Colonial Life & Acc. Ins. Co., 416 F.3d 310, 316 (4th Cir. 2005). “An objection is specific if it ‘enables the district judge to focus attention on those issues—factual and legal—that are at the heart of the parties’ dispute.’” Dunlap v. TM Trucking of the Carolinas, LLC, No. 0:15-cv-04009-JMC, 2017 WL 6345402, at *5 n.6 (D.S.C. Dec. 12, 2017) (citing One Parcel of Real Prop. Known as 2121 E. 30th St., 73 F.3d 1057, 1059 (10th Cir. 1996)). A specific objection to the Magistrate Judge’s Report

thus requires more than a reassertion of arguments from the complaint or a mere citation to legal authorities. See Workman v. Perry, No. 6:17-cv-00765-RBH, 2017 WL 4791150, at *1 (D.S.C. Oct. 23, 2017). A specific objection must “direct the court to a specific error in the magistrate’s proposed findings and recommendations.” Orpiano v. Johnson, 687 F.2d 44, 47 (4th Cir. 1982).

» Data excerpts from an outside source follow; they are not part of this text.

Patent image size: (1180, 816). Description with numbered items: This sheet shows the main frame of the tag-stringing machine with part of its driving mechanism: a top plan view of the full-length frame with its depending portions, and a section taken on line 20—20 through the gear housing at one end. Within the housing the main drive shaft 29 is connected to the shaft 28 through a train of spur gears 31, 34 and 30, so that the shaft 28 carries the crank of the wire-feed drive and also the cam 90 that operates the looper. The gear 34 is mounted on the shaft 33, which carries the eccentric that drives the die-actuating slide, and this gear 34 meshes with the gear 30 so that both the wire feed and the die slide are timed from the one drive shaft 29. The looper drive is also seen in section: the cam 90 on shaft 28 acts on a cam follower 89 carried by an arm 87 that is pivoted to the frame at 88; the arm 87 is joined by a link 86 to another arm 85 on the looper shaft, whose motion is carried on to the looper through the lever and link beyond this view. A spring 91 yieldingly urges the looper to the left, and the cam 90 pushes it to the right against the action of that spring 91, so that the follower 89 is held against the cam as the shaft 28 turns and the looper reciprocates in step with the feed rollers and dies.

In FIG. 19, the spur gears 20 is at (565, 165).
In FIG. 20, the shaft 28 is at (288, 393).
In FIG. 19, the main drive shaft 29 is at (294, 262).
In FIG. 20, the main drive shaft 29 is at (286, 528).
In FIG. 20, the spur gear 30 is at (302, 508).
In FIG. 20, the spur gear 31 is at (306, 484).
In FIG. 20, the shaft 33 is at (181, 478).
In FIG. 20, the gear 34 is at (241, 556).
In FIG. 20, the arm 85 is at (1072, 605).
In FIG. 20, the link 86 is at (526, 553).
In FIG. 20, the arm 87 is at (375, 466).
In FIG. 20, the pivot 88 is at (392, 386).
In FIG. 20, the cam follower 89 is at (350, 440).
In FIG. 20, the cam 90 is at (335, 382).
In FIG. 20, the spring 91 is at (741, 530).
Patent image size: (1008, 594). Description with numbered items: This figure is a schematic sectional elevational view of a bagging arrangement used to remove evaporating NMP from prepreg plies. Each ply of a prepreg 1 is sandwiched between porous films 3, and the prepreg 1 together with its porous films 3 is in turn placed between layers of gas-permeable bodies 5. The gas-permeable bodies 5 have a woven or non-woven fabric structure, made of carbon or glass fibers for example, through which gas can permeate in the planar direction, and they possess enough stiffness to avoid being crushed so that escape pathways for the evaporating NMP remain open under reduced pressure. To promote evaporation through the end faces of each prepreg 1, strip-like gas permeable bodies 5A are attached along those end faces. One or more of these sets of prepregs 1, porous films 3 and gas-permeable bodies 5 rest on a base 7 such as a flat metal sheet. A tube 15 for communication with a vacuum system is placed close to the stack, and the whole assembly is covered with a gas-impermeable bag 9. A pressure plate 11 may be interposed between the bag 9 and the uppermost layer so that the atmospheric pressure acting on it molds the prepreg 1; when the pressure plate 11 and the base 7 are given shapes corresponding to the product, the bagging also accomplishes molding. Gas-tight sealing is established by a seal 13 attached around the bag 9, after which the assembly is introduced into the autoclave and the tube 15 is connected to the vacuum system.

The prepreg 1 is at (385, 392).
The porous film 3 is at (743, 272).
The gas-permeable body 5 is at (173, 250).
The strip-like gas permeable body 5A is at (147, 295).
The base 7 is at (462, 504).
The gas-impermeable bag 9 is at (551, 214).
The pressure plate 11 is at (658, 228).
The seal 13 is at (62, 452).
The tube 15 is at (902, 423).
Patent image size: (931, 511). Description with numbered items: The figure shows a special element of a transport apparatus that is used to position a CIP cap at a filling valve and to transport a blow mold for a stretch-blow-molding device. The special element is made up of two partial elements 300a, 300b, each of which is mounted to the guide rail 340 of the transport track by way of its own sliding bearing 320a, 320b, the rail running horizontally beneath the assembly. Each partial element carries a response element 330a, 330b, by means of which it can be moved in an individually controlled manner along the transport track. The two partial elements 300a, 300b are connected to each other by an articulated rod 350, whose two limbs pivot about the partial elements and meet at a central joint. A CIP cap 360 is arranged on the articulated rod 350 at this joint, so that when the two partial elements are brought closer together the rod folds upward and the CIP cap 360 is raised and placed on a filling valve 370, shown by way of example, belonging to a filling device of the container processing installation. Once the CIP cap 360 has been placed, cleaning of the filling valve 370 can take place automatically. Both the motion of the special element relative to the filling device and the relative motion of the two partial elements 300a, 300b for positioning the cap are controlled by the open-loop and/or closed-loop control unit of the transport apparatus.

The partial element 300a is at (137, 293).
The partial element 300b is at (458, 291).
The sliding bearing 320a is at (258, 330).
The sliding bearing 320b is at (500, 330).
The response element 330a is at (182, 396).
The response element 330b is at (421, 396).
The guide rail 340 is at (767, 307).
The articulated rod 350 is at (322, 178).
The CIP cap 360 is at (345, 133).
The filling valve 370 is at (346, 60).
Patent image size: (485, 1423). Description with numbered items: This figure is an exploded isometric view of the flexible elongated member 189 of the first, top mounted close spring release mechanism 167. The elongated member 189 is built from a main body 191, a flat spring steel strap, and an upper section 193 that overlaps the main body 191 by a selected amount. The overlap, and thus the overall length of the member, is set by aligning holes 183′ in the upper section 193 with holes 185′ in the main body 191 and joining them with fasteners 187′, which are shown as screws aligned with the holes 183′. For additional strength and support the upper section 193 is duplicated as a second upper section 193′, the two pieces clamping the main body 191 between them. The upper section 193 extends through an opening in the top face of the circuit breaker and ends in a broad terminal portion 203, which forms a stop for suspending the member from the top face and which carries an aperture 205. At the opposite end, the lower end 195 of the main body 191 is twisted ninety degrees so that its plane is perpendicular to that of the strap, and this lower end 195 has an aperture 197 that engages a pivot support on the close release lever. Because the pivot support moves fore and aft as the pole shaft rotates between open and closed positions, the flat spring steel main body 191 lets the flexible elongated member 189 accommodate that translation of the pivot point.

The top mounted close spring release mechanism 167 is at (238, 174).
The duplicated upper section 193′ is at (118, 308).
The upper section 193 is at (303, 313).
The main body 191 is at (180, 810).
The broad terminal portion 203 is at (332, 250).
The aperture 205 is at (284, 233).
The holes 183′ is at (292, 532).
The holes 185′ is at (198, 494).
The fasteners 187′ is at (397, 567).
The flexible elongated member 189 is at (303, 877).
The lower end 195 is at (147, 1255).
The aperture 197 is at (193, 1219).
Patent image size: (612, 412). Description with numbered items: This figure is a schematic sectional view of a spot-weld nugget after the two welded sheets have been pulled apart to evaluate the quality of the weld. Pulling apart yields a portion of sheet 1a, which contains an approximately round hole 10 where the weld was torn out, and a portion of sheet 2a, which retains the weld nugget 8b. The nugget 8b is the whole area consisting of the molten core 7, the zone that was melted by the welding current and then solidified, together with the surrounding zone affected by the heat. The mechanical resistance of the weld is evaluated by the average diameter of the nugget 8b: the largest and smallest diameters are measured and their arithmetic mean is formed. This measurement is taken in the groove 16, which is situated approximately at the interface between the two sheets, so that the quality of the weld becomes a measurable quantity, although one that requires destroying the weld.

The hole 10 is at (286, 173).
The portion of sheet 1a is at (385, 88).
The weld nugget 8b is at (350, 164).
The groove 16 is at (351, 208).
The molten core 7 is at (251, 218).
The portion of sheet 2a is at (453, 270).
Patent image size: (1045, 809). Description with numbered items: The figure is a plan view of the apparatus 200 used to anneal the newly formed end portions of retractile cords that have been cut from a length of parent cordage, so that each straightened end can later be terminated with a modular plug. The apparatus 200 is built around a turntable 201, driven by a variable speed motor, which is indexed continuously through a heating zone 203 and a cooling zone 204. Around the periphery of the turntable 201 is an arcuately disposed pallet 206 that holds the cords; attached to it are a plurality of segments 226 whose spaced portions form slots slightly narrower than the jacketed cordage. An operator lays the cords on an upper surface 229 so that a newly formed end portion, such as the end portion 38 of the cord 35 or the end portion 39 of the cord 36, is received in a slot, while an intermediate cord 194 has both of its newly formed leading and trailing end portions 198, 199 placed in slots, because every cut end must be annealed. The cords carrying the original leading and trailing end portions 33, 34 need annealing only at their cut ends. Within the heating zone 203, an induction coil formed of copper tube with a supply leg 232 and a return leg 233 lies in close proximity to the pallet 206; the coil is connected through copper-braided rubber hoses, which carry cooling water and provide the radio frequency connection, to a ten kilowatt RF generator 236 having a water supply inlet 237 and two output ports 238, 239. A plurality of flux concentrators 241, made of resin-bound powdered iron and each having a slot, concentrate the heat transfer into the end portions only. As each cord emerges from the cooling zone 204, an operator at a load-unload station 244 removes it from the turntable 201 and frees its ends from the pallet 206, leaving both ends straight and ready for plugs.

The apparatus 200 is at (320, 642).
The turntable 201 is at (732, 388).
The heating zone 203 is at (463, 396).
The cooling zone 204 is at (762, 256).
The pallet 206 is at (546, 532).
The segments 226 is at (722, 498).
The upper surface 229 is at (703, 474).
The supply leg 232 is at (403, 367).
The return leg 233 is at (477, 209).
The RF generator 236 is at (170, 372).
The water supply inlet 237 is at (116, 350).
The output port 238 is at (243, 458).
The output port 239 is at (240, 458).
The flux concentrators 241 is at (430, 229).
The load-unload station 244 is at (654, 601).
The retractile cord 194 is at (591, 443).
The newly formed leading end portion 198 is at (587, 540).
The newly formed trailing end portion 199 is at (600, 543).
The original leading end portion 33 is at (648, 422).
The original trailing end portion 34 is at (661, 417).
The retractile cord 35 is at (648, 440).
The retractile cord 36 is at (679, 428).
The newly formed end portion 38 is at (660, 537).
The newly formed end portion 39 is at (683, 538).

“Generally stated, nonspecific objections have the same effect as would a failure to object.” Staley v. Norton, No. 9:07-0288-PMD, 2007 WL 821181, at *1 (D.S.C. Mar. 2, 2007) (citing Howard v. Sec’y of Health and Human Servs., 932 F.2d 505, 509 (6th Cir. 1991)). The court reviews portions “not objected to—including those portions to which only ‘general and conclusory’ objections have been made—for clear error.” Id. (emphasis

added) (citing Diamond, 416 F.3d at 315; Camby, 718 F.2d at 200; Orpiano, 687 F.2d at 47). The legal standard employed in a motion for summary judgment is well-settled and correctly stated within the Report. Accordingly, that standard is incorporated herein

without a recitation. III. FACTUAL AND PROCEDURAL HISTORY As stated above, the relevant facts and standards of law on this matter are incorporated from the Report. However, a brief recitation of the factual background is necessary to analyze Plaintiff’s objections. Plaintiff began his employment with Defendant on November 14, 2016, as a captain

over the sexually violent predators (“SVP”) program housed at Broad River Correctional Institution (“BRCI”) in Richland County, South Carolina. Plaintiff supervised the night shift, consisting of approximately 14 people. Plaintiff reported to Jared Anderson (“Anderson”), Defendant’s director of security, who in turn reported to facility administrator Timothy Budz (“Budz”).